Le songe de Poliphile

L’incunable de la Renaissance "Le songe de Poliphile" retrace un pélerinage en rêve parmi des ruines antiques. Derrière une apparence anodine se cache un texte mystique et clandestin qui a eu une influence considérable sur les penseurs humanistes et les artistes italiens et français de la Renaissance :
Pic de la Mirandole, Alberti, De Vinci, Copernic, Galilée, François 1er.

Sous l’égide de Polia, la Sagesse, la Cognoissance, notre héros Poliphile (l’amoureux de POLIA, la sagesse) découvre l’acte divin créateur de la vie. On comprend que vingt siècles plus tard, en 1467, en cette période sombre d’inquisition de l’église romaine, le mot Polia fut utilisé pour nommer l’héroïne d’un livre humaniste "Hypnerotomachia Poliphilii"

Un livre clandestin
Le texte est rédigé en latin dans un premier temps, puis pour éviter sa perte (censure romaine) transcrit dans une langue mélangeant des expressions latines, grecques, hébraïques, arabes et vénitiennes.
Ce « sauvetage » est attribué à Francesco Colonna, prince de Palestrina.

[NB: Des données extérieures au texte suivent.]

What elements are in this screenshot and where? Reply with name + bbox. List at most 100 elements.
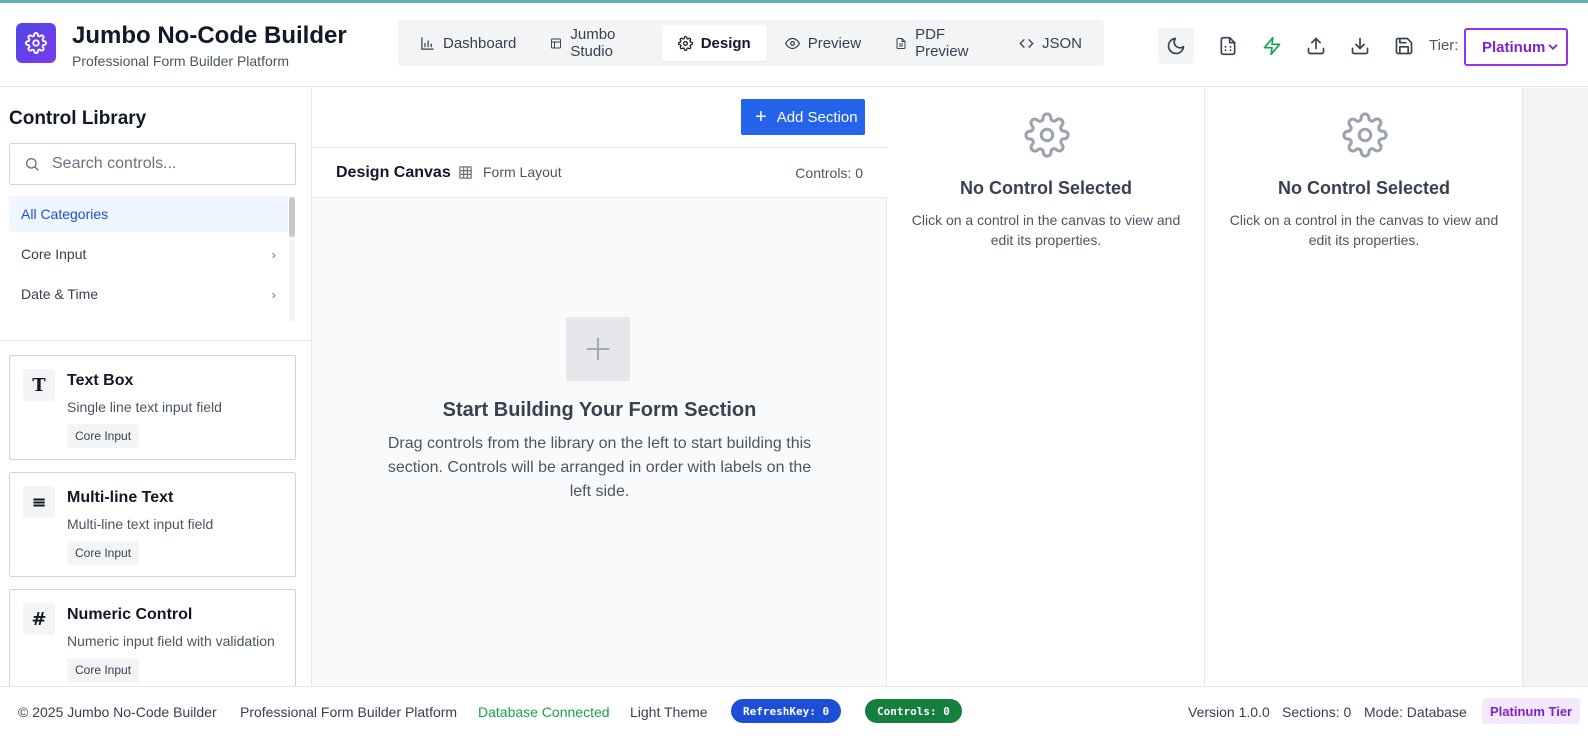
control-name: Multi-line Text xyxy=(67,489,174,506)
control-description: Multi-line text input field xyxy=(67,516,214,532)
control-description: Numeric input field with validation xyxy=(67,633,275,649)
tab-design[interactable]: Design xyxy=(661,25,767,61)
spreadsheet-icon xyxy=(1220,36,1236,56)
control-library-title: Control Library xyxy=(9,108,147,129)
gear-icon xyxy=(1342,112,1388,158)
plus-icon: + xyxy=(755,106,767,128)
properties-panel-secondary: No Control Selected Click on a control i… xyxy=(1205,88,1523,686)
form-layout-text: Form Layout xyxy=(483,164,562,180)
category-scrollbar-thumb[interactable] xyxy=(289,197,295,237)
upload-button[interactable] xyxy=(1298,28,1334,64)
quick-action-button[interactable] xyxy=(1254,28,1290,64)
grid-icon xyxy=(459,165,472,179)
tier-select-value: Platinum xyxy=(1482,38,1546,56)
app-title: Jumbo No-Code Builder xyxy=(72,22,347,49)
category-date-time[interactable]: Date & Time › xyxy=(9,276,288,312)
no-selection-title: No Control Selected xyxy=(959,178,1133,198)
plus-icon xyxy=(586,337,610,361)
search-icon xyxy=(26,158,39,171)
layout-icon xyxy=(551,38,562,48)
sections-count: Sections: 0 xyxy=(1282,704,1352,720)
category-all[interactable]: All Categories xyxy=(9,196,288,232)
tab-label: JSON xyxy=(1041,34,1082,52)
code-icon xyxy=(1019,38,1034,48)
app-header: Jumbo No-Code Builder Professional Form … xyxy=(0,3,1588,87)
control-card-text-box[interactable]: T Text Box Single line text input field … xyxy=(9,355,296,460)
canvas-header: Design Canvas Form Layout Controls: 0 xyxy=(312,148,887,198)
save-icon xyxy=(1395,37,1413,55)
main-tabs: Dashboard Jumbo Studio Design Preview PD… xyxy=(398,20,1104,66)
design-canvas: + Add Section Design Canvas Form Layout … xyxy=(312,88,887,686)
theme-toggle-button[interactable] xyxy=(1158,28,1194,64)
control-card-multiline-text[interactable]: ≡ Multi-line Text Multi-line text input … xyxy=(9,472,296,577)
footer-copyright: © 2025 Jumbo No-Code Builder xyxy=(18,704,217,720)
chevron-down-icon xyxy=(1548,44,1558,50)
zap-icon xyxy=(1263,36,1281,56)
gear-icon xyxy=(1024,112,1070,158)
properties-panel: No Control Selected Click on a control i… xyxy=(887,88,1205,686)
tab-label: Jumbo Studio xyxy=(570,26,616,60)
app-subtitle: Professional Form Builder Platform xyxy=(72,53,290,69)
control-category-tag: Core Input xyxy=(67,541,140,565)
controls-badge: Controls: 0 xyxy=(865,699,962,723)
empty-state-title: Start Building Your Form Section xyxy=(442,399,757,421)
no-selection-description: Click on a control in the canvas to view… xyxy=(1229,212,1499,248)
tab-label: Preview xyxy=(807,34,862,52)
category-core-input[interactable]: Core Input › xyxy=(9,236,288,272)
bar-chart-icon xyxy=(421,36,434,50)
category-label: Core Input xyxy=(21,246,87,262)
canvas-toolbar: + Add Section xyxy=(312,88,887,148)
no-selection-description: Click on a control in the canvas to view… xyxy=(911,212,1181,248)
download-button[interactable] xyxy=(1342,28,1378,64)
status-footer: © 2025 Jumbo No-Code Builder Professiona… xyxy=(0,686,1588,736)
canvas-title: Design Canvas xyxy=(336,164,451,181)
database-status: Database Connected xyxy=(478,704,610,720)
file-icon xyxy=(896,37,906,49)
chevron-right-icon: › xyxy=(271,246,276,262)
theme-status: Light Theme xyxy=(630,704,708,720)
tab-pdf-preview[interactable]: PDF Preview xyxy=(879,25,1001,61)
align-left-icon: ≡ xyxy=(23,486,55,518)
moon-icon xyxy=(1167,37,1185,55)
spreadsheet-button[interactable] xyxy=(1210,28,1246,64)
right-gutter xyxy=(1523,88,1588,686)
category-list: All Categories Core Input › Date & Time … xyxy=(9,196,288,316)
control-category-tag: Core Input xyxy=(67,658,140,682)
tab-json[interactable]: JSON xyxy=(1003,25,1098,61)
form-layout-label: Form Layout xyxy=(458,164,562,180)
control-description: Single line text input field xyxy=(67,399,222,415)
chevron-right-icon: › xyxy=(271,286,276,302)
save-button[interactable] xyxy=(1386,28,1422,64)
tier-badge: Platinum Tier xyxy=(1482,698,1581,724)
tab-preview[interactable]: Preview xyxy=(769,25,877,61)
tier-select[interactable]: Platinum xyxy=(1464,28,1568,66)
upload-icon xyxy=(1307,37,1325,55)
category-label: All Categories xyxy=(21,206,109,222)
text-icon: T xyxy=(23,369,55,401)
search-input[interactable]: Search controls... xyxy=(9,143,296,185)
add-section-button[interactable]: + Add Section xyxy=(741,99,865,135)
app-logo xyxy=(16,23,56,63)
no-selection-title: No Control Selected xyxy=(1277,178,1451,198)
tab-label: Dashboard xyxy=(443,34,517,52)
controls-count: Controls: 0 xyxy=(795,165,863,181)
control-card-numeric[interactable]: # Numeric Control Numeric input field wi… xyxy=(9,589,296,686)
gear-icon xyxy=(25,32,47,54)
tab-label: PDF Preview xyxy=(915,26,969,60)
search-placeholder: Search controls... xyxy=(52,155,177,172)
empty-state-description: Drag controls from the library on the le… xyxy=(387,435,812,500)
version-label: Version 1.0.0 xyxy=(1188,704,1270,720)
tab-jumbo-studio[interactable]: Jumbo Studio xyxy=(534,25,659,61)
add-control-placeholder[interactable] xyxy=(566,317,630,381)
hash-icon: # xyxy=(23,603,55,635)
control-name: Text Box xyxy=(67,372,134,389)
refresh-key-badge: RefreshKey: 0 xyxy=(731,699,842,723)
eye-icon xyxy=(784,37,800,49)
download-icon xyxy=(1351,37,1369,55)
tab-dashboard[interactable]: Dashboard xyxy=(404,25,532,61)
gear-icon xyxy=(677,35,693,51)
tab-label: Design xyxy=(700,34,751,52)
control-category-tag: Core Input xyxy=(67,424,140,448)
mode-label: Mode: Database xyxy=(1364,704,1467,720)
divider xyxy=(0,340,311,341)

C’est ainsi que l’ouvrage est attribué à F. Colonna, faussement peut être (on pense à Leon Baptista Alberti, l’architecte et humaniste).
Beaucoup d’images à clef de l’incunable illustreront les théories des papes humanistes romains : Nicolas V, fondateur de la bibliothèque du Vatican, Pie II, son successeur (le texte de Poliphile s’arrête en 1467, 3 ans après la mort de Pie II, un an avant le procès aux intellectuels).

Par exemple le fameux festina lente (hâtes-toi lentement) est représenté dans Poliphile par l’emblème d’un dauphin (rapidité de l’intuition platonicienne qui aide l’esprit à découvrir les mystères) et de l’ancre (stabilité de la réflexion Aristotélicienne).